1. Ooyama 大山 (meaning “big mountain”) is from Yamagata prefecture 山形県 (which is famous for many excellent and “cult” sakes including “Juyondai” 十四代). The brewery is “Katou Kahashirou” 加藤嘉八郎酒造. This sake is called “Tokubetsu junnmai” 特別純米. “Tokubetsu" means “special”. My understanding is that this designation does not have an official definition, but usually the rice is polished to 60%. This is the same level of polishing as “Ginjou” 吟醸酒. So, by definition, this type of “Tokubetsu junmai” could also be sold as “Ginjo”. It is up to the brewer to decide what to call it. Junmai is usually characterized by robust and rich flavors while ginjo is characterized by more elegant crisp fruity flavors. So, depending on the aim of the particular sake, the brewer could call it either way. We really like this sake. Quite rich and dry with some acidity.
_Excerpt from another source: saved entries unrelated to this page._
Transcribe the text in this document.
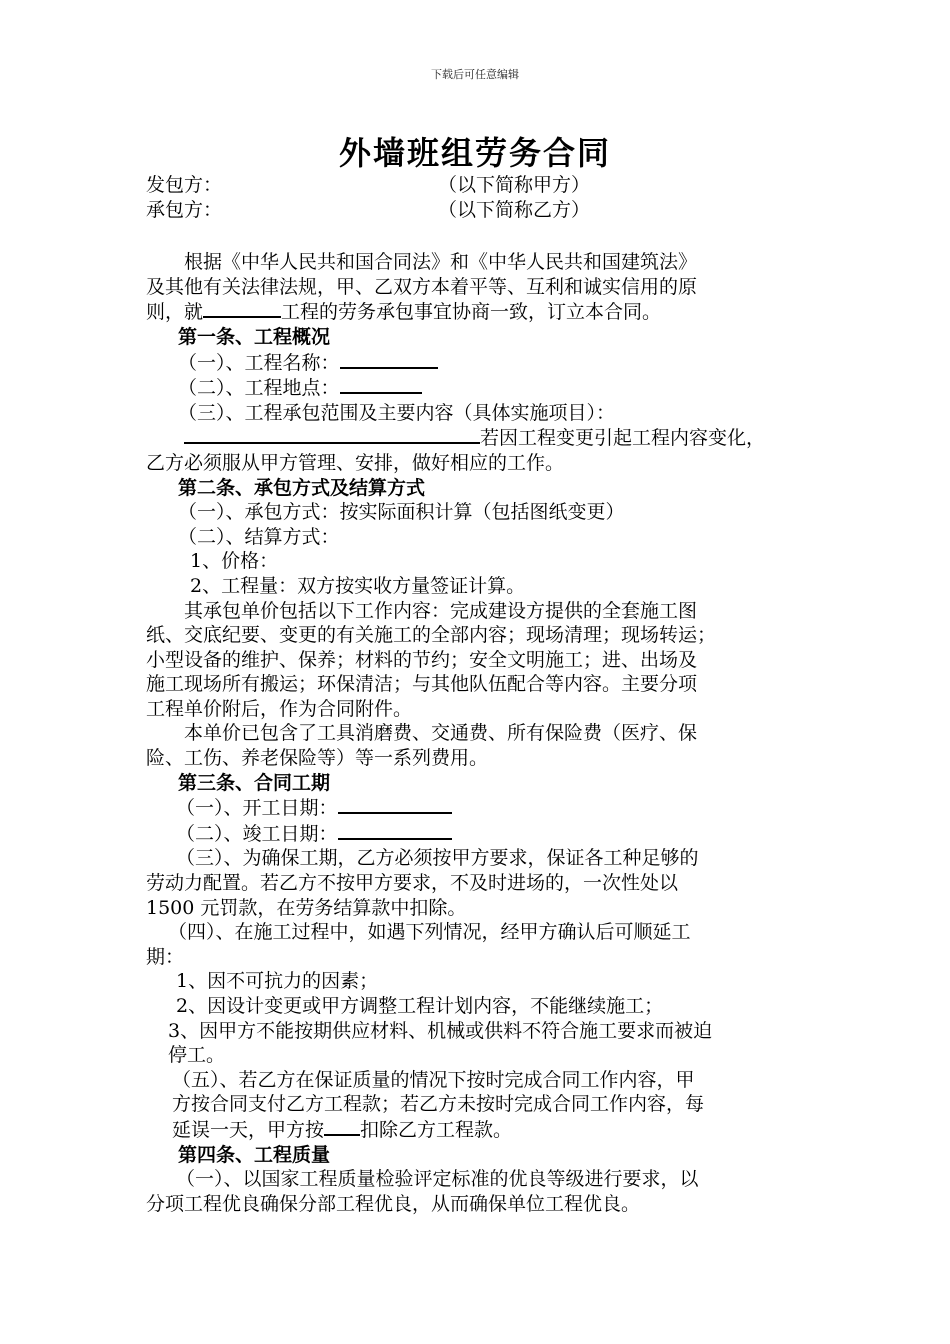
下载后可任意编辑
外墙班组劳务合同
发包方：	（以下简称甲方）
承包方：	（以下简称乙方）
根据《中华人民共和国合同法》和《中华人民共和国建筑法》
及其他有关法律法规，甲、乙双方本着平等、互利和诚实信用的原
则，就	工程的劳务承包事宜协商一致，订立本合同。
第一条、工程概况
（一）、工程名称：
（二）、工程地点：
（三）、工程承包范围及主要内容（具体实施项目）：
若因工程变更引起工程内容变化，
乙方必须服从甲方管理、安排，做好相应的工作。
第二条、承包方式及结算方式
（一）、承包方式：按实际面积计算（包括图纸变更）
（二）、结算方式：
1、价格：
2、工程量：双方按实收方量签证计算。
其承包单价包括以下工作内容：完成建设方提供的全套施工图
纸、交底纪要、变更的有关施工的全部内容；现场清理；现场转运；
小型设备的维护、保养；材料的节约；安全文明施工；进、出场及
施工现场所有搬运；环保清洁；与其他队伍配合等内容。主要分项
工程单价附后，作为合同附件。
本单价已包含了工具消磨费、交通费、所有保险费（医疗、保
险、工伤、养老保险等）等一系列费用。
第三条、合同工期
（一）、开工日期：
（二）、竣工日期：
（三）、为确保工期，乙方必须按甲方要求，保证各工种足够的
劳动力配置。若乙方不按甲方要求，不及时进场的，一次性处以
1500 元罚款，在劳务结算款中扣除。
（四）、在施工过程中，如遇下列情况，经甲方确认后可顺延工
期：
1、因不可抗力的因素；
2、因设计变更或甲方调整工程计划内容，不能继续施工；
3、因甲方不能按期供应材料、机械或供料不符合施工要求而被迫
停工。
（五）、若乙方在保证质量的情况下按时完成合同工作内容，甲
方按合同支付乙方工程款；若乙方未按时完成合同工作内容，每
延误一天，甲方按 扣除乙方工程款。
第四条、工程质量
（一）、以国家工程质量检验评定标准的优良等级进行要求，以
分项工程优良确保分部工程优良，从而确保单位工程优良。
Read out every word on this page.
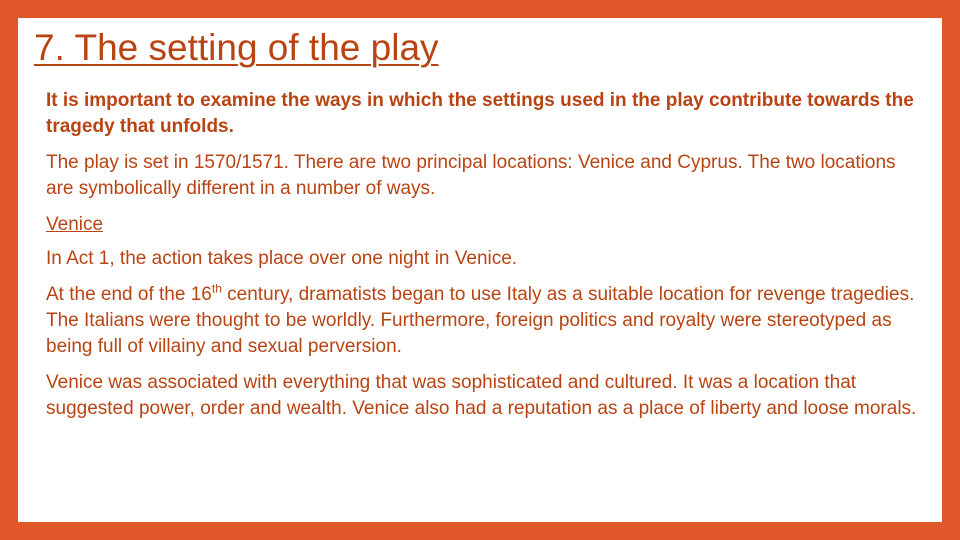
7. The setting of the play

It is important to examine the ways in which the settings used in the play contribute towards the tragedy that unfolds.

The play is set in 1570/1571. There are two principal locations: Venice and Cyprus. The two locations are symbolically different in a number of ways.

Venice

In Act 1, the action takes place over one night in Venice.

At the end of the 16th century, dramatists began to use Italy as a suitable location for revenge tragedies. The Italians were thought to be worldly. Furthermore, foreign politics and royalty were stereotyped as being full of villainy and sexual perversion.

Venice was associated with everything that was sophisticated and cultured. It was a location that suggested power, order and wealth. Venice also had a reputation as a place of liberty and loose morals.
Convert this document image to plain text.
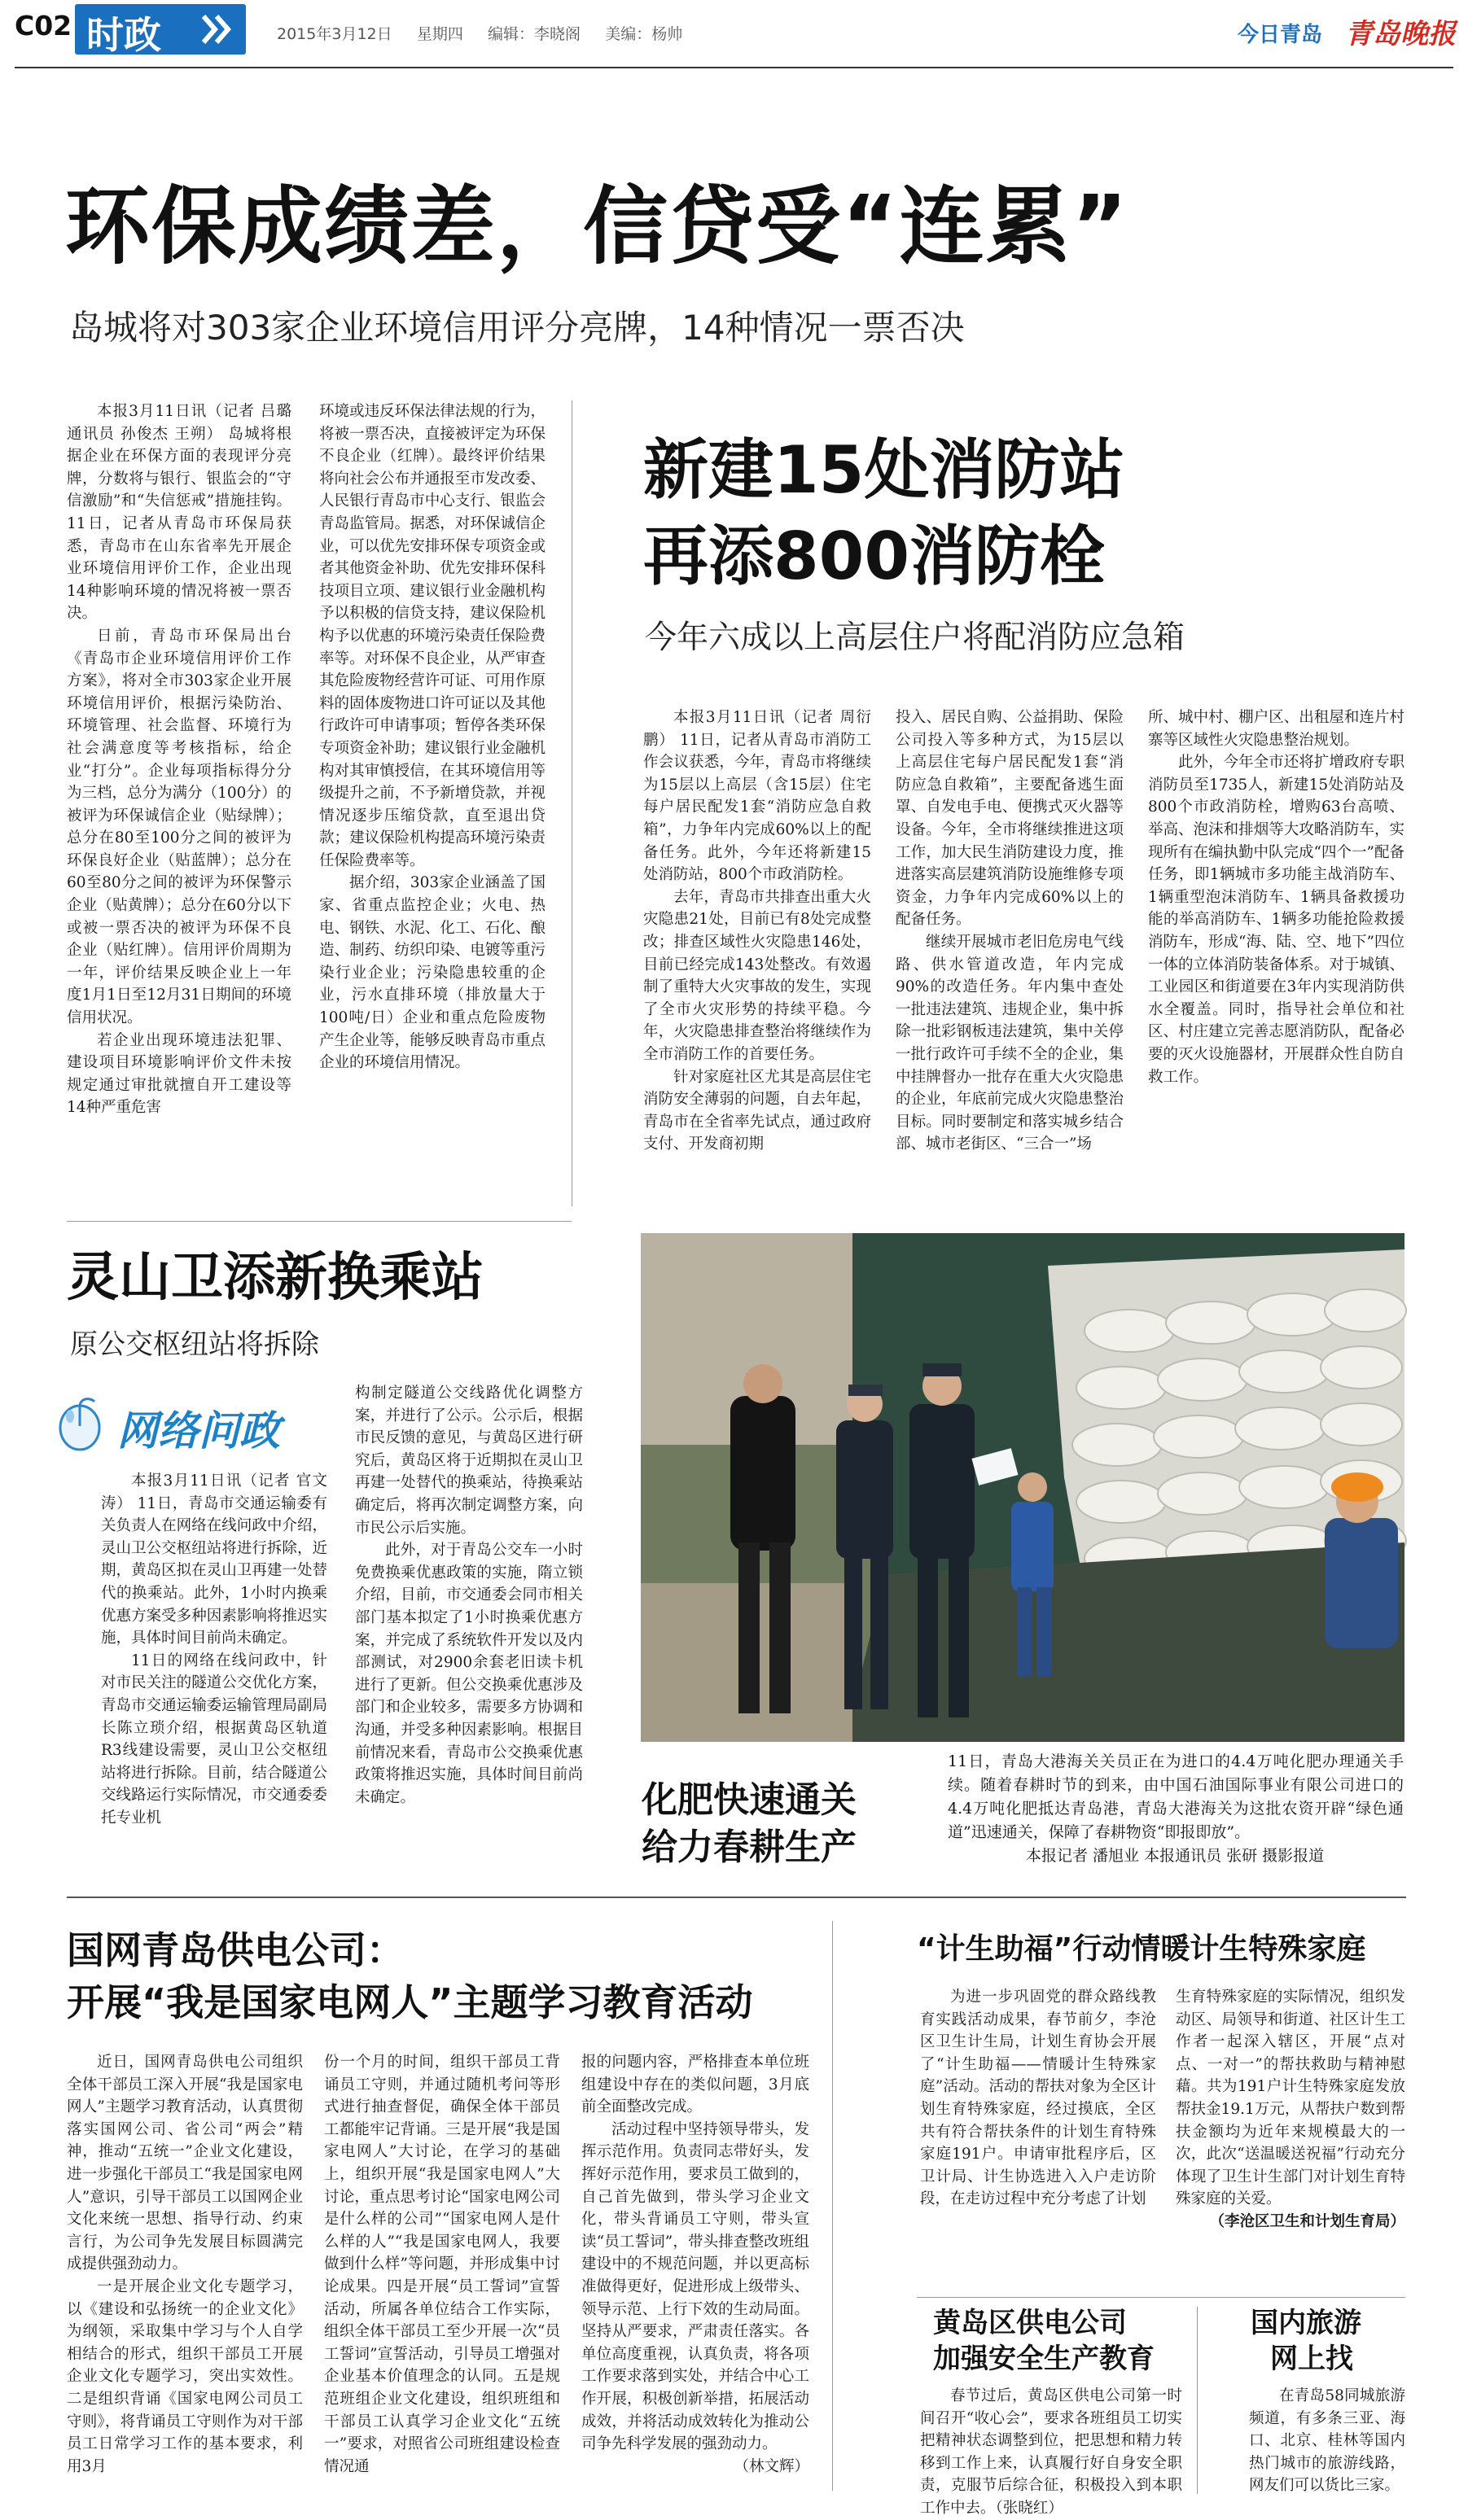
C02 时政	2015年3月12日 星期四 编辑：李晓阁 美编：杨帅	今日青岛 青岛晚报
环保成绩差，信贷受“连累”
岛城将对303家企业环境信用评分亮牌，14种情况一票否决

本报3月11日讯（记者 吕璐 通讯员 孙俊杰 王朔） 岛城将根据企业在环保方面的表现评分亮牌，分数将与银行、银监会的“守信激励”和“失信惩戒”措施挂钩。11日，记者从青岛市环保局获悉，青岛市在山东省率先开展企业环境信用评价工作，企业出现14种影响环境的情况将被一票否决。

日前，青岛市环保局出台《青岛市企业环境信用评价工作方案》，将对全市303家企业开展环境信用评价，根据污染防治、环境管理、社会监督、环境行为社会满意度等考核指标，给企业“打分”。企业每项指标得分分为三档，总分为满分（100分）的被评为环保诚信企业（贴绿牌）；总分在80至100分之间的被评为环保良好企业（贴蓝牌）；总分在60至80分之间的被评为环保警示企业（贴黄牌）；总分在60分以下或被一票否决的被评为环保不良企业（贴红牌）。信用评价周期为一年，评价结果反映企业上一年度1月1日至12月31日期间的环境信用状况。

若企业出现环境违法犯罪、建设项目环境影响评价文件未按规定通过审批就擅自开工建设等14种严重危害

环境或违反环保法律法规的行为，将被一票否决，直接被评定为环保不良企业（红牌）。最终评价结果将向社会公布并通报至市发改委、人民银行青岛市中心支行、银监会青岛监管局。据悉，对环保诚信企业，可以优先安排环保专项资金或者其他资金补助、优先安排环保科技项目立项、建议银行业金融机构予以积极的信贷支持，建议保险机构予以优惠的环境污染责任保险费率等。对环保不良企业，从严审查其危险废物经营许可证、可用作原料的固体废物进口许可证以及其他行政许可申请事项；暂停各类环保专项资金补助；建议银行业金融机构对其审慎授信，在其环境信用等级提升之前，不予新增贷款，并视情况逐步压缩贷款，直至退出贷款；建议保险机构提高环境污染责任保险费率等。

据介绍，303家企业涵盖了国家、省重点监控企业；火电、热电、钢铁、水泥、化工、石化、酿造、制药、纺织印染、电镀等重污染行业企业；污染隐患较重的企业，污水直排环境（排放量大于100吨/日）企业和重点危险废物产生企业等，能够反映青岛市重点企业的环境信用情况。

新建15处消防站
再添800消防栓
今年六成以上高层住户将配消防应急箱

本报3月11日讯（记者 周衍鹏） 11日，记者从青岛市消防工作会议获悉，今年，青岛市将继续为15层以上高层（含15层）住宅每户居民配发1套“消防应急自救箱”，力争年内完成60%以上的配备任务。此外，今年还将新建15处消防站，800个市政消防栓。

去年，青岛市共排查出重大火灾隐患21处，目前已有8处完成整改；排查区域性火灾隐患146处，目前已经完成143处整改。有效遏制了重特大火灾事故的发生，实现了全市火灾形势的持续平稳。今年，火灾隐患排查整治将继续作为全市消防工作的首要任务。

针对家庭社区尤其是高层住宅消防安全薄弱的问题，自去年起，青岛市在全省率先试点，通过政府支付、开发商初期

投入、居民自购、公益捐助、保险公司投入等多种方式，为15层以上高层住宅每户居民配发1套“消防应急自救箱”，主要配备逃生面罩、自发电手电、便携式灭火器等设备。今年，全市将继续推进这项工作，加大民生消防建设力度，推进落实高层建筑消防设施维修专项资金，力争年内完成60%以上的配备任务。

继续开展城市老旧危房电气线路、供水管道改造，年内完成90%的改造任务。年内集中查处一批违法建筑、违规企业，集中拆除一批彩钢板违法建筑，集中关停一批行政许可手续不全的企业，集中挂牌督办一批存在重大火灾隐患的企业，年底前完成火灾隐患整治目标。同时要制定和落实城乡结合部、城市老街区、“三合一”场

所、城中村、棚户区、出租屋和连片村寨等区域性火灾隐患整治规划。

此外，今年全市还将扩增政府专职消防员至1735人，新建15处消防站及800个市政消防栓，增购63台高喷、举高、泡沫和排烟等大攻略消防车，实现所有在编执勤中队完成“四个一”配备任务，即1辆城市多功能主战消防车、1辆重型泡沫消防车、1辆具备救援功能的举高消防车、1辆多功能抢险救援消防车，形成“海、陆、空、地下”四位一体的立体消防装备体系。对于城镇、工业园区和街道要在3年内实现消防供水全覆盖。同时，指导社会单位和社区、村庄建立完善志愿消防队，配备必要的灭火设施器材，开展群众性自防自救工作。

灵山卫添新换乘站
原公交枢纽站将拆除
网络问政

本报3月11日讯（记者 官文涛） 11日，青岛市交通运输委有关负责人在网络在线问政中介绍，灵山卫公交枢纽站将进行拆除，近期，黄岛区拟在灵山卫再建一处替代的换乘站。此外，1小时内换乘优惠方案受多种因素影响将推迟实施，具体时间目前尚未确定。

11日的网络在线问政中，针对市民关注的隧道公交优化方案，青岛市交通运输委运输管理局副局长陈立琐介绍，根据黄岛区轨道R3线建设需要，灵山卫公交枢纽站将进行拆除。目前，结合隧道公交线路运行实际情况，市交通委委托专业机

构制定隧道公交线路优化调整方案，并进行了公示。公示后，根据市民反馈的意见，与黄岛区进行研究后，黄岛区将于近期拟在灵山卫再建一处替代的换乘站，待换乘站确定后，将再次制定调整方案，向市民公示后实施。

此外，对于青岛公交车一小时免费换乘优惠政策的实施，隋立锁介绍，目前，市交通委会同市相关部门基本拟定了1小时换乘优惠方案，并完成了系统软件开发以及内部测试，对2900余套老旧读卡机进行了更新。但公交换乘优惠涉及部门和企业较多，需要多方协调和沟通，并受多种因素影响。根据目前情况来看，青岛市公交换乘优惠政策将推迟实施，具体时间目前尚未确定。

11日，青岛大港海关关员正在为进口的4.4万吨化肥办理通关手续。随着春耕时节的到来，由中国石油国际事业有限公司进口的4.4万吨化肥抵达青岛港，青岛大港海关为这批农资开辟“绿色通道”迅速通关，保障了春耕物资“即报即放”。
本报记者 潘旭业 本报通讯员 张研 摄影报道
化肥快速通关
给力春耕生产
国网青岛供电公司：
开展“我是国家电网人”主题学习教育活动

近日，国网青岛供电公司组织全体干部员工深入开展“我是国家电网人”主题学习教育活动，认真贯彻落实国网公司、省公司“两会”精神，推动“五统一”企业文化建设，进一步强化干部员工“我是国家电网人”意识，引导干部员工以国网企业文化来统一思想、指导行动、约束言行，为公司争先发展目标圆满完成提供强劲动力。

一是开展企业文化专题学习，以《建设和弘扬统一的企业文化》为纲领，采取集中学习与个人自学相结合的形式，组织干部员工开展企业文化专题学习，突出实效性。二是组织背诵《国家电网公司员工守则》，将背诵员工守则作为对干部员工日常学习工作的基本要求，利用3月

份一个月的时间，组织干部员工背诵员工守则，并通过随机考问等形式进行抽查督促，确保全体干部员工都能牢记背诵。三是开展“我是国家电网人”大讨论，在学习的基础上，组织开展“我是国家电网人”大讨论，重点思考讨论“国家电网公司是什么样的公司”“国家电网人是什么样的人”“我是国家电网人，我要做到什么样”等问题，并形成集中讨论成果。四是开展“员工誓词”宣誓活动，所属各单位结合工作实际，组织全体干部员工至少开展一次“员工誓词”宣誓活动，引导员工增强对企业基本价值理念的认同。五是规范班组企业文化建设，组织班组和干部员工认真学习企业文化“五统一”要求，对照省公司班组建设检查情况通

报的问题内容，严格排查本单位班组建设中存在的类似问题，3月底前全面整改完成。

活动过程中坚持领导带头，发挥示范作用。负责同志带好头，发挥好示范作用，要求员工做到的，自己首先做到，带头学习企业文化，带头背诵员工守则，带头宣读“员工誓词”，带头排查整改班组建设中的不规范问题，并以更高标准做得更好，促进形成上级带头、领导示范、上行下效的生动局面。坚持从严要求，严肃责任落实。各单位高度重视，认真负责，将各项工作要求落到实处，并结合中心工作开展，积极创新举措，拓展活动成效，并将活动成效转化为推动公司争先科学发展的强劲动力。

（林文辉）

“计生助福”行动情暖计生特殊家庭

为进一步巩固党的群众路线教育实践活动成果，春节前夕，李沧区卫生计生局，计划生育协会开展了“计生助福——情暖计生特殊家庭”活动。活动的帮扶对象为全区计划生育特殊家庭，经过摸底，全区共有符合帮扶条件的计划生育特殊家庭191户。申请审批程序后，区卫计局、计生协选进入入户走访阶段，在走访过程中充分考虑了计划

生育特殊家庭的实际情况，组织发动区、局领导和街道、社区计生工作者一起深入辖区，开展“点对点、一对一”的帮扶救助与精神慰藉。共为191户计生特殊家庭发放帮扶金19.1万元，从帮扶户数到帮扶金额均为近年来规模最大的一次，此次“送温暖送祝福”行动充分体现了卫生计生部门对计划生育特殊家庭的关爱。

（李沧区卫生和计划生育局）

黄岛区供电公司
加强安全生产教育

春节过后，黄岛区供电公司第一时间召开“收心会”，要求各班组员工切实把精神状态调整到位，把思想和精力转移到工作上来，认真履行好自身安全职责，克服节后综合征，积极投入到本职工作中去。（张晓红）

国内旅游
网上找

在青岛58同城旅游频道，有多条三亚、海口、北京、桂林等国内热门城市的旅游线路，网友们可以货比三家。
Wednesday, November 10, 2021
Negitoro from "nakaochi" tuna 中落ちでネギトロ
Our Japanese grocery store "Maruichi", gets a bluefin tuna for sale once a month (I assume from NY). The date is not fixed and you have to look it up on their website. Since it often arrives on a Friday and because of my work schedule I shop on a Saturday I usually get there the day after they received the tuna. As a result I have the “pick” of what is left over from the previous day and the types of tuna portions and quality available are a bit unpredictable. Nonetheless, I was able to get some pretty decent tuna sashimi. On one of such expedition, I got a segment of tuna back bone with some meat attached. We had a similar item at "Maguro Ganchi" まぐろがんち in Kanazawa 金沢 some years ago. The dish called "negitoro" ネギトロ is supposedly made from "nakaochi" 中落ち and "sukimi" すきみ tuna meat. Sukimi is the fatty meat just under the skin. I made "negitoro" from this nakaochi tuna.
As usual, we had this with a slice of cucumber wrapped up in small rectangle of nori. We had this with "Otokoyama hiyaoroshi"男山ひやおろし...a perfect match!